You will find the corresponding generic build RawTherapee_dev_5.1-115-g3281332b_WinVista_64.zip at the usual place: https://drive.google.com/open?id=0B2q9OrgyDEfPS2FpdDAtMVI1RG8


@sTi @gaaned92
I like this, luckily I’m Skylake, so will be installing this optimised build.

If anyone wonders whether their chip is Skylake or not, look here

(Ingo Weyrich) #19

will be more generic and also gives a good speedup for Amaze, Shadows/Hihghlights, ciecam02 and some other tools…

(Andrew) #20

@heckflosse, hi Ingo, I finally got round to building RT to see if a native compile goes faster for my i7 6700K. And it goes much faster! - it seems. Using the same raw and PP3 (with plenty tool usage) under Ubuntu 16.10 I got these results -

  1. RT 5.1 via the usual PPA “dhor” - 21 seconds from hitting OK on Save (Jpeg) to RT saying “Ready”
  2. RT 5.2 Dev compiled today - 12 seconds.

Does anyone know if any speed-ups have been coded into 5.2 since 5.1 please? If not it seems like a great speed increase.
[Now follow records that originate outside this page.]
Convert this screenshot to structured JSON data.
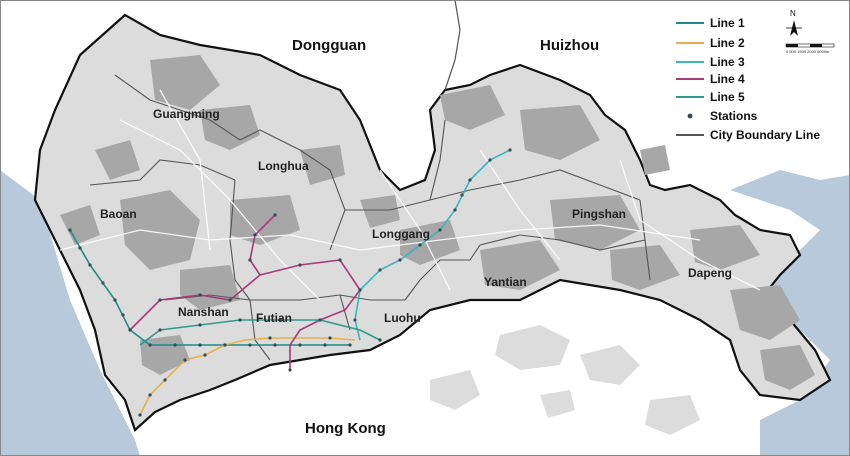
{
  "neighbors": {
    "dongguan": "Dongguan",
    "huizhou": "Huizhou",
    "hong_kong": "Hong Kong"
  },
  "districts": {
    "guangming": "Guangming",
    "longhua": "Longhua",
    "baoan": "Baoan",
    "longgang": "Longgang",
    "pingshan": "Pingshan",
    "nanshan": "Nanshan",
    "futian": "Futian",
    "luohu": "Luohu",
    "yantian": "Yantian",
    "dapeng": "Dapeng"
  },
  "legend": {
    "line1": "Line 1",
    "line2": "Line 2",
    "line3": "Line 3",
    "line4": "Line 4",
    "line5": "Line 5",
    "stations": "Stations",
    "boundary": "City Boundary Line"
  },
  "north_arrow": "N",
  "scale": {
    "label": "0 500 1500 2000   5000m"
  },
  "colors": {
    "line1": "#1f8a8a",
    "line2": "#e8b04a",
    "line3": "#3bb3c0",
    "line4": "#a83a78",
    "line5": "#2e9a8c",
    "station": "#2f4f4f",
    "boundary": "#555555",
    "land": "#dcdcdc",
    "built": "#a7a7a7",
    "sea": "#b9c9dc",
    "outline": "#111111"
  }
}
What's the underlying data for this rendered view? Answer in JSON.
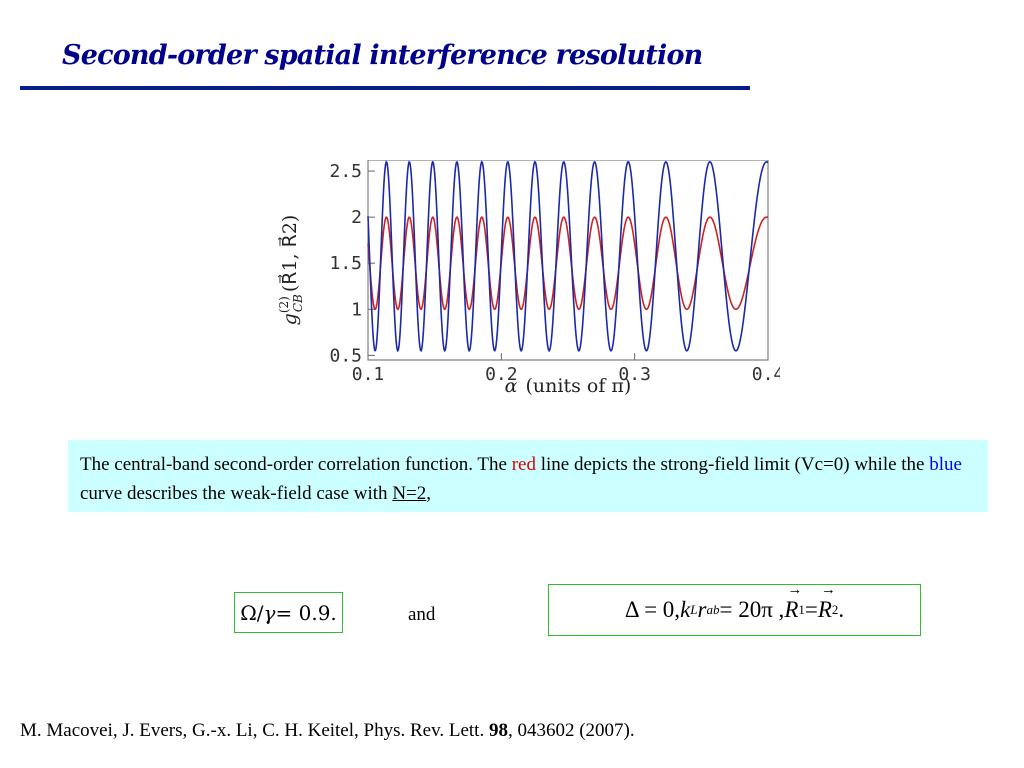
{
  "slide": {
    "title": "Second-order spatial interference resolution"
  },
  "chart_data": {
    "type": "line",
    "ylabel": "g(2)CB(R1, R2)",
    "ylabel_parts": {
      "g": "g",
      "sup": "(2)",
      "sub": "CB",
      "args": "(R⃗1, R⃗2)"
    },
    "xlabel_parts": {
      "alpha": "α",
      "rest": "(units of π)"
    },
    "xlim": [
      0.1,
      0.4
    ],
    "ylim": [
      0.45,
      2.62
    ],
    "x_ticks": [
      0.1,
      0.2,
      0.3,
      0.4
    ],
    "x_tick_labels": [
      "0.1",
      "0.2",
      "0.3",
      "0.4"
    ],
    "y_ticks": [
      0.5,
      1,
      1.5,
      2,
      2.5
    ],
    "y_tick_labels": [
      "0.5",
      "1",
      "1.5",
      "2",
      "2.5"
    ],
    "grid": false,
    "series": [
      {
        "color": "#cc2222",
        "formula": "1.5 + 0.5*cos(40*pi*sin(pi*alpha))",
        "peaks": [
          [
            0.1,
            2.0
          ],
          [
            0.148,
            2.0
          ],
          [
            0.2,
            2.0
          ],
          [
            0.25,
            2.0
          ],
          [
            0.3,
            2.0
          ],
          [
            0.35,
            2.0
          ],
          [
            0.4,
            2.0
          ]
        ],
        "troughs": [
          [
            0.125,
            1.0
          ],
          [
            0.174,
            1.0
          ],
          [
            0.225,
            1.0
          ],
          [
            0.275,
            1.0
          ],
          [
            0.325,
            1.0
          ],
          [
            0.375,
            1.0
          ]
        ]
      },
      {
        "color": "#1a2aa8",
        "formula": "1.575 + 1.025*cos(40*pi*sin(pi*alpha))",
        "peaks": [
          [
            0.1,
            2.6
          ],
          [
            0.148,
            2.6
          ],
          [
            0.2,
            2.6
          ],
          [
            0.25,
            2.6
          ],
          [
            0.3,
            2.6
          ],
          [
            0.35,
            2.6
          ],
          [
            0.4,
            2.6
          ]
        ],
        "troughs": [
          [
            0.125,
            0.55
          ],
          [
            0.174,
            0.55
          ],
          [
            0.225,
            0.55
          ],
          [
            0.275,
            0.55
          ],
          [
            0.325,
            0.55
          ],
          [
            0.375,
            0.55
          ]
        ]
      }
    ]
  },
  "caption": {
    "part1": "The central-band second-order correlation function. The ",
    "red_word": "red",
    "part2": " line depicts the strong-field limit (Vc=0) while the ",
    "blue_word": "blue",
    "part3": " curve describes the weak-field case with ",
    "n_value": "N=2",
    "part4": ","
  },
  "equations": {
    "left": {
      "omega": "Ω",
      "slash": "/",
      "gamma": "γ",
      "rest": " = 0.9."
    },
    "connector": "and",
    "right": {
      "delta": "Δ = 0, ",
      "k": "k",
      "k_sub": "L",
      "r": "r",
      "r_sub": "ab",
      "mid": " = 20π , ",
      "R": "R",
      "R1_sub": "1",
      "eq": " = ",
      "R2_sub": "2",
      "end": " ."
    }
  },
  "citation": {
    "prefix": "M. Macovei, J. Evers, G.-x. Li, C. H. Keitel, Phys. Rev. Lett. ",
    "volume": "98",
    "suffix": ", 043602 (2007)."
  }
}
Here are the 5.2 details in case anything is odd…
Version: 5.2-5-g10822f5
Branch: 5.2-5-g10822f5
Commit: 10822f5
Commit date: 2017-07-27
Compiler: cc 6.2.0
Processor: x86_64
System: Linux
Bit depth: 64 bits
Gtkmm: V3.20.1
Build type: release
Build flags: -std=c++11 -march=native -Werror=unused-label -fopenmp -Werror=unknown-pragmas -Wall -Wno-unused-result -Wno-deprecated-declarations -O3 -DNDEBUG
Link flags: -march=native
OpenMP support: ON
MMAP support: ON

I got some error messages when I did sudo apt update - do these matter? -
W: GPG error: http://download.opensuse.org/repositories/home:/rawtherapee/xUbuntu_16.10 Release: The following signatures couldn’t be verified because the public key is not available: NO_PUBKEY AAC60BAB587A9447
E: The repository ‘http://download.opensuse.org/repositories/home:/rawtherapee/xUbuntu_16.10 Release’ is not signed.
N: Updating from such a repository can’t be done securely, and is therefore disabled by default.

The “Make” took the cpu up to 74 degrees C, I didn’t like that! I will limit the no. of cores next time!

Thanks RT people for the continuing work on this great piece of software.